Julio Franco of the Atlanta Braves
Atlanta Braves v Pittsburgh Pirates / George Gojkovich/GettyImages

Like many others on this list, Julio Franco joined the Braves at an advanced age. Franco is the oldest. He didn't come to Atlanta until the age of 42 season. If you watched in the early 2000s, then you know Franco was a fan favorite. He was more of a role player but he played enough to make an impact. The fact that he had such a quality bat well into his 40s is incredible.

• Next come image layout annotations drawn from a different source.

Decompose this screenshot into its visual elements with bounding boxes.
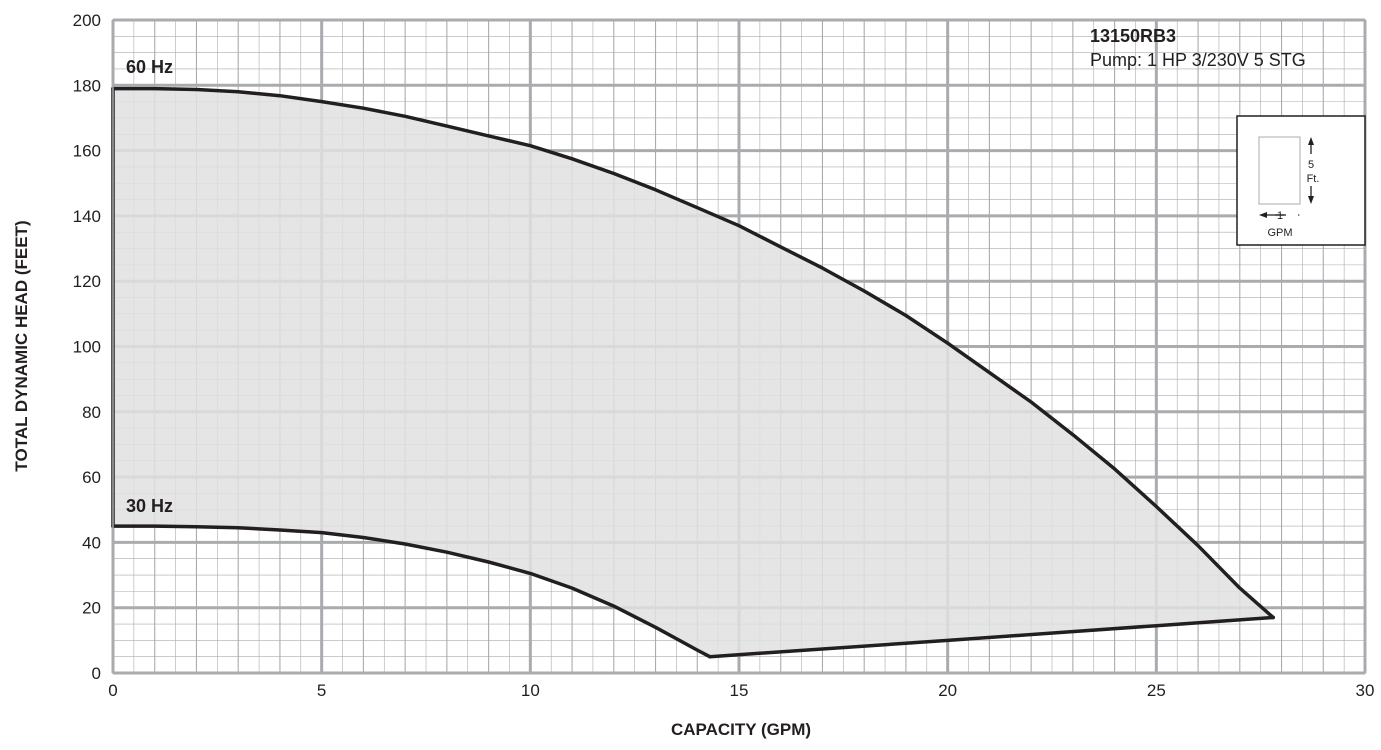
y-tick-label: 140 [73,207,101,226]
scale-horizontal-unit: GPM [1267,227,1292,239]
scale-legend-square [1258,136,1301,205]
x-tick-label: 30 [1356,681,1375,700]
operating-envelope-area [113,88,1274,657]
chart-subtitle: Pump: 1 HP 3/230V 5 STG [1090,50,1306,70]
y-axis-title: TOTAL DYNAMIC HEAD (FEET) [12,220,31,471]
curve-envelope-bottom [708,615,1275,659]
plot-border [112,19,1366,674]
y-tick-label: 160 [73,142,101,161]
x-tick-label: 15 [730,681,749,700]
scale-left-arrowhead [1259,212,1267,218]
scale-vertical-unit: Ft. [1307,173,1320,185]
y-tick-label: 200 [73,11,101,30]
y-tick-label: 60 [82,468,101,487]
y-tick-label: 20 [82,599,101,618]
scale-vertical-value: 5 [1308,159,1314,171]
x-tick-label: 20 [938,681,957,700]
x-tick-label: 10 [521,681,540,700]
y-axis-ticks: 0 20 40 60 80 100 120 140 160 180 200 [73,11,101,683]
series-label-60hz: 60 Hz [126,57,173,77]
scale-legend-frame [1236,115,1366,246]
y-tick-label: 180 [73,76,101,95]
curve-60hz [111,86,1275,620]
scale-horizontal-value: 1 [1277,210,1283,222]
x-tick-label: 25 [1147,681,1166,700]
scale-up-arrowhead [1308,137,1314,145]
y-tick-label: 0 [92,664,101,683]
x-axis-ticks: 0 5 10 15 20 25 30 [108,681,1374,700]
scale-legend: 5 Ft. 1 GPM [1236,115,1366,246]
curve-30hz [111,524,712,659]
chart-title: 13150RB3 [1090,26,1176,46]
x-tick-label: 0 [108,681,117,700]
scale-down-arrowhead [1308,196,1314,204]
x-tick-label: 5 [317,681,326,700]
y-tick-label: 120 [73,272,101,291]
series-label-30hz: 30 Hz [126,496,173,516]
y-tick-label: 80 [82,403,101,422]
y-tick-label: 40 [82,533,101,552]
scale-horizontal-value-bg [1286,207,1298,221]
x-axis-title: CAPACITY (GPM) [671,720,811,739]
y-tick-label: 100 [73,338,101,357]
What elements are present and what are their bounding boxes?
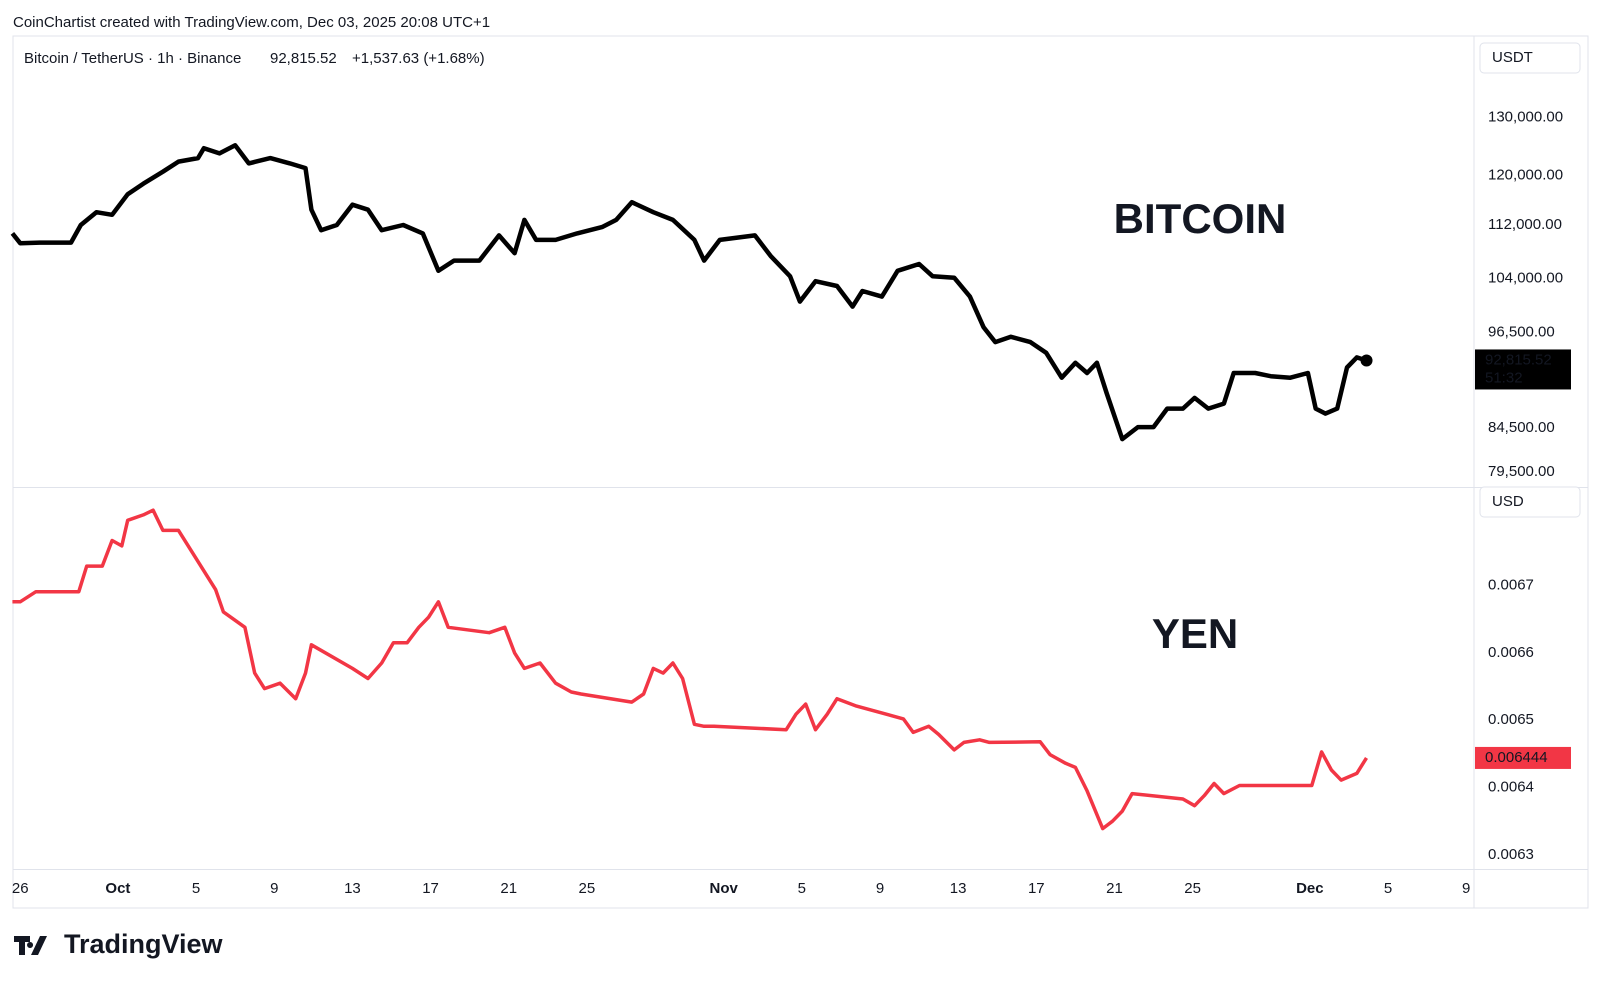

Franco played in parts of 23 major league seasons. His career slash lines match up with his six seasons in Atlanta REALLY well. Keep in mind, his time in Atlanta covered ages 42-46 with a short stint at age 48. Those are some Hulk Hogan numbers there.

As a Brave, Franco batted .291 with a .363 on-base percentage. His .424 slugging percentage was even a little better than his career .417 SLG.

2. Edgar Renteria

Edgar Renteria
Atlanta Braves vs Chicago Cubs - May 28, 2006 / G. N. Lowrance/GettyImages

Edgar Renteria made a name for himself with the St. Louis Cardinals. Over 16 seasons, he batted .286 with a .343 on-base percentage. He stole 294 bases and had 436 doubles. He was a four-time All-Star and one of those selections came as a member of the Atlanta Braves in 2006. Renteria's time with the Braves wasn't long but it was impactful.

As a Brave, he hit .310 with a .374 OBP. He had the best slugging run of his career in an Atlanta uniform. In 273, games Renteria mashed 70 doubles and 26 homers, giving him a .451 slugging percentage and an .825 OPS.

1. Tim Hudson (The Hitter)

Tim Hudson
Atlanta Braves v Philadelphia Phillies / Brian Garfinkel/GettyImages

Tim Hudson was a great pitcher and he is in no way underrated for that. However, he was a great hitter in college for Auburn. In his senior season, Huddy went 15-2 with a 2.97 ERA. He set strikeout records for the school and proved he was one of the greatest collegiate pitchers to grace Auburn's field. On top of that, he led the team in hitting with a .396 average, 18 homers, and a school record with 95 RBIs. Some of those skills returned to him when he hit .263 for the Braves in 2007.